ムーアの法則と言われるように、半導体の性能が指数関数的に向上するようになった1980年代に入りAIは再びブームを迎える。第2次AIブームだ。特定分野の問題を専門家のように推論し判断できるエキスパートシステムが登場し、先進諸国が国を挙げて研究開発に取り組んだ。日本でも「第五世代コンピュータ」という国家プロジェクトもあった。しかし、ここでもまたコンピュータの性能──半導体の計算力──というハードウェアの限界にぶつかる。専門的な知識(データ)を大量にコンピュータに処理させることができなかったためだ。そのためAIが処理できたのは限られた範囲での専門知識に止まり、複雑な問題には歯が立たなかった。
2022年11月から現在まで続く暑い日々
そうして、第2次AIブームは終焉し、次の冬になる。しかし、この時代で重要なのは、#50「AI、情報科学、そして『ユートピア』への緩慢な歩み? ノーベル賞とテクノロジーの経済を巡る省察」でも述べておいたように、その後のディープラーニングの基礎理論となるニューラルネットワーク理論や深層畳み込みニューラル・ネットワーク(CNN)の原型である「ネオコグニトロン」が日本の研究者によって研究され成果を出していたことは特記しておきたい。
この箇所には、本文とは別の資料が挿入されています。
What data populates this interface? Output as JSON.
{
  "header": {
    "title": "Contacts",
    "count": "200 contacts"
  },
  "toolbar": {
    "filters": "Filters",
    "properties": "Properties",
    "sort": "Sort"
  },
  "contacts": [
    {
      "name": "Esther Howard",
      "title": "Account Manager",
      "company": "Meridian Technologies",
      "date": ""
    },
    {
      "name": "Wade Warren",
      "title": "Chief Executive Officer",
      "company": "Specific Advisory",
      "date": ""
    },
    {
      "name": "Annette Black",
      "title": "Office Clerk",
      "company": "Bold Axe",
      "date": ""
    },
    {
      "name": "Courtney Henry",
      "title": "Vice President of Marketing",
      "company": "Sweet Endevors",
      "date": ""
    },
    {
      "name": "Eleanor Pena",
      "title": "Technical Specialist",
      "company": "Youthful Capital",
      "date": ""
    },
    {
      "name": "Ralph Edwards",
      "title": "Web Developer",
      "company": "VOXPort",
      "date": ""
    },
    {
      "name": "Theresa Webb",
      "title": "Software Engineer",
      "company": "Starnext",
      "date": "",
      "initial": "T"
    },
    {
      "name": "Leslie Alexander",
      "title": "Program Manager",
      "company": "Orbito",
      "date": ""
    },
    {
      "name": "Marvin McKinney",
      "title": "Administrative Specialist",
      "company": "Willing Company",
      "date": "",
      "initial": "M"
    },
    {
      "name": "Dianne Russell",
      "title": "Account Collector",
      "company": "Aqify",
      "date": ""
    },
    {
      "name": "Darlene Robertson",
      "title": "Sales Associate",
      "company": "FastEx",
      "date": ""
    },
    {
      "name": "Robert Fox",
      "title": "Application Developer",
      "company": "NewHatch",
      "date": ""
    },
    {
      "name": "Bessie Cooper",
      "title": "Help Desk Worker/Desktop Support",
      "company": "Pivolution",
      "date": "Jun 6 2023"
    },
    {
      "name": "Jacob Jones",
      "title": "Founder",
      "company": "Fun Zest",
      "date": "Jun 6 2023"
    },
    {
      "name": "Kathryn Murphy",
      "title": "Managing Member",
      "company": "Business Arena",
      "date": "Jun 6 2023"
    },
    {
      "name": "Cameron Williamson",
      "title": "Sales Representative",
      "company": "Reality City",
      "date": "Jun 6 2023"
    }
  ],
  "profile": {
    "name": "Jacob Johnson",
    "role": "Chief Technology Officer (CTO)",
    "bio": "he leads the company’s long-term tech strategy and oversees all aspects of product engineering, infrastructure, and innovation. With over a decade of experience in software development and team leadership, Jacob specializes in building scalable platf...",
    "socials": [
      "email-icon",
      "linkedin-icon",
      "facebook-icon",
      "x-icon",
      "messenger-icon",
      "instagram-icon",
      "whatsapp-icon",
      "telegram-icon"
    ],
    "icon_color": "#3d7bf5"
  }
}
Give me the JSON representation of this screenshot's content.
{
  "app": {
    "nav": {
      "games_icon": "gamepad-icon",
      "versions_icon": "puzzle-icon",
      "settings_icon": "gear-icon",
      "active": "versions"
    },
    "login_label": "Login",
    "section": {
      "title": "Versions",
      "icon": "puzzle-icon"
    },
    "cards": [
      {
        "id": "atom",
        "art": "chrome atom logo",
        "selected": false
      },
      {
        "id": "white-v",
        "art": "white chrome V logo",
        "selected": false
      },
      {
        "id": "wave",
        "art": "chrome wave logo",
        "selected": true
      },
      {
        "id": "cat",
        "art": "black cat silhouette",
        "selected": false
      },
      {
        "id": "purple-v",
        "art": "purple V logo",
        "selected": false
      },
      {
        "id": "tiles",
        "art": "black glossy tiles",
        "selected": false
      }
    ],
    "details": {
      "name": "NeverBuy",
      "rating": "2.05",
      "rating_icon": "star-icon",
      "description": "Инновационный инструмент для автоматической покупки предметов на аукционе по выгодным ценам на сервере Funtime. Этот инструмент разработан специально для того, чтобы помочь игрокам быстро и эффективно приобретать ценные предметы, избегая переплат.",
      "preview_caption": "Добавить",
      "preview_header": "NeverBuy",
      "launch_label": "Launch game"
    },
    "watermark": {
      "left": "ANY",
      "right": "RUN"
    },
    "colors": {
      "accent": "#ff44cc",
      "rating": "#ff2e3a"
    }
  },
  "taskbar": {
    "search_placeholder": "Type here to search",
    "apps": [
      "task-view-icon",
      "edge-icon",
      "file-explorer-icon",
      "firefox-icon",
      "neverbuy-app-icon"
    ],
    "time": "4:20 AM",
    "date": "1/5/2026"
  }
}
第3次AIブームは先に見たように、2012年の「ILSVRC」をきっかけにし2016年のアルファ碁を決定打にして始まった。ヒントンのディープラーニングが花開き導いたブームであった。ここで界隈の人たちはかなり盛り上がっていたと記憶している。東大の松尾豊先生の『人工知能は人間を超えるか ディープラーニングの先にあるもの』(角川EPUB選書)がベストセラーになったのもこの頃であったし、刊行後のセミナーでも先生は興奮気味にAIの時代が始まるというふうに言われていた。
しかし、今にして思えばこのときは、あるいはこのときまでは本当の意味でのAIブームはまだ一度も起きていなかったかもしれない。それは、2022年11月、GPT-3.5が登場以降、社会の深層にまで浸透しいくAIを目の当たりにしている現在、それまでのブームはまだコップの中の嵐だったのかもしれないと思えるくらいだ。
界隈では、2020年5月のGPT-3登場もそれなりに驚きを持って伝えられたように記憶している。しかし、現在のように、すべての分野、領域でAIが話題にされる時代に比するべくもない。今ではほとんどすべての人が、AIに対し何らかの関心──脅威も含める──を抱くようになっている。これこそブームと呼べる現象を露わにしている。そのためか、現在を第3次AIブームから冬を挟まずに第4次AIブームが訪れたとする言説もある。まるで、春も眺める間も梅雨を実感する間もなく猛暑がつづく現在の気象状況のようだ。AIは2022年11月以降、ずっと暑い。生成AIのために──。